Commissioners approved the amendment with little conversation on the dais Monday, and the approval came despite the impact it would have on the city’s budget. Earlier in the day, the commission tentatively approved a plan by the city’s staff to cut and shift by more than the $395,000 the lease amendment will cost the city in 2019-2020. 

The savings to the hospital — that is, the cost to the city — will continue to compound through the life of the lease agreement, which expires in 2040. 

So in 2024, the city is expected to receive $2.1 million less from the hospital than originally agreed. Because of the impact of compounded percentages through the end of the agreement in 2040, over the life of the contract the hospital will pay the city about $48.5 million less, a portion a little more than 10% of the agreed-to rents.

To close the immediate budget gap without raising taxes, the city staff proposed removing four to six positions from the organizational chart to save about $200,000 a year. No one would need to be fired to meet this goal, Finance Director Mike Brossart said. 

Also nixed would be a plan to purchase land for a city park in the southwest part of town, removing it from a 10-year projects list. 

And the staff also recommended transferring $500,000 from the city’s $2.5 million downtown growth “catalyst” fund, which originally came from Solid Waste division savings, into the city’s cash reserves. The city has a policy of keeping more than 45 days of “cash on hand” in reserve in case of emergencies.

The final measure drew some criticism. The city’s staff recommended delaying a payment to an investment fund intended to, by 2040, offset by some of the expected loss of hospital lease revenue when the 2015 agreement reaches its end. The investment fund was seeded with a one-time, $15 million payment by LRH to the city in 2016. 

“I have heartburn with changing anything we had planned with that $15 million,” Troller said at the morning meeting. “We accepted that money as a foundation to build something.”

Brossart and City Manager Tony Delgado were less concerned about the delay, saying that the investment fund profits have always been speculation and subject to the whims of the marketplace. 

But delaying payments to the investment fund could cost millions in the end, Troller said, adding sardonically that “none of us will be sitting here, so maybe it’s easier for us to kick it down the road.”

The amendment to the contract approved Monday was the eighth change since Lakeland Regional Health took over management of the city’s hospital, which until then had been managed as a city department. 

Commissioners didn’t seem confident the 25-year agreement, despite this recent amendment, would last through 2040. 

“I think it’s unrealistic in thinking we’re only going to be providing relief for five years,” Madden said. 

Commissioner Phillip Walker added that “in 10 years this is probably my third conversation about the lease. I know we’re going to have that conversation again.”

The relationship between the city and Lakeland Regional Health remains rare if not unique: most former city hospitals now managed by not-for-profit groups pay only nominal fees to use the sites. Compare this to Lakeland, which derived an equivalent of 11% of its general fund budget from the lease payment. 

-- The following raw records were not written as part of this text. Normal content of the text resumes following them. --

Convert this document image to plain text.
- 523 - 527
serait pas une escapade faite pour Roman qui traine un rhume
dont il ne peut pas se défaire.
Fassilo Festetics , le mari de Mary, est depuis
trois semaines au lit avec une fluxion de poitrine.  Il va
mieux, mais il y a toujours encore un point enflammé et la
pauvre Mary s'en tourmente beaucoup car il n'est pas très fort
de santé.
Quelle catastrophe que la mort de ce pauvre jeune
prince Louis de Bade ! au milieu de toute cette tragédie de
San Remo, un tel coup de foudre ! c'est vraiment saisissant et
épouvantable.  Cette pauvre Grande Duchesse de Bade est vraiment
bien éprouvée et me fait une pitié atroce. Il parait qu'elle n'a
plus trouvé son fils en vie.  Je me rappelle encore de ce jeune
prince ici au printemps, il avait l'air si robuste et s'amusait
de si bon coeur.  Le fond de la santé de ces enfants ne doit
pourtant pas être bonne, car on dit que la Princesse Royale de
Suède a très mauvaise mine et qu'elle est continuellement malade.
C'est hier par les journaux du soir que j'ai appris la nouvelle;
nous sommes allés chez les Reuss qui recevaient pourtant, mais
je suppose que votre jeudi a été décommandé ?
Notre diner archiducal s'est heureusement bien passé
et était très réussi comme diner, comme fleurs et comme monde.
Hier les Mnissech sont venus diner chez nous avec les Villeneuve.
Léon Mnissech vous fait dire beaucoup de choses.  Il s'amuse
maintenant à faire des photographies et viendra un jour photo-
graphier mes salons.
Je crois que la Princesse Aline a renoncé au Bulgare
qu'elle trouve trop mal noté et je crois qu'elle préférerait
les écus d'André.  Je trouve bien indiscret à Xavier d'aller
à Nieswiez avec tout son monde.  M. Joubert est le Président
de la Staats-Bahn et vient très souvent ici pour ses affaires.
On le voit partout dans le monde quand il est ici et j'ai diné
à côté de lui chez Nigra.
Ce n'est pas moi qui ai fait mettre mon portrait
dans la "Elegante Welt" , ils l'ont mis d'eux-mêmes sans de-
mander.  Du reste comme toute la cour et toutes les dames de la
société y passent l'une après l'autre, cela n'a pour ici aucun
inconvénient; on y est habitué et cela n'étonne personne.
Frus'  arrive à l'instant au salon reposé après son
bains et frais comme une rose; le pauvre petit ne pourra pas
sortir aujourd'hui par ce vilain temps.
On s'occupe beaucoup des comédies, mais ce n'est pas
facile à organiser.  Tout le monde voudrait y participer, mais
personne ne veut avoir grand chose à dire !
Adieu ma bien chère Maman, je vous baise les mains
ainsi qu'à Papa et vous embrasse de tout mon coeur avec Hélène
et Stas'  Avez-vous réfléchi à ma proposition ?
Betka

But the size of the payment is a pair of golden handcuffs holding the organizations together — Lakeland couldn’t drop the contract without significantly downsizing the local government, which commissioners fear would tank the quality of life within the city. 

“We really live on 15 mills and I think we need to know that,” Madden said, referring to a property tax rate equivalent to almost three times higher than the actual rate. ”We live on 15 mills to get this gold standard in our community.”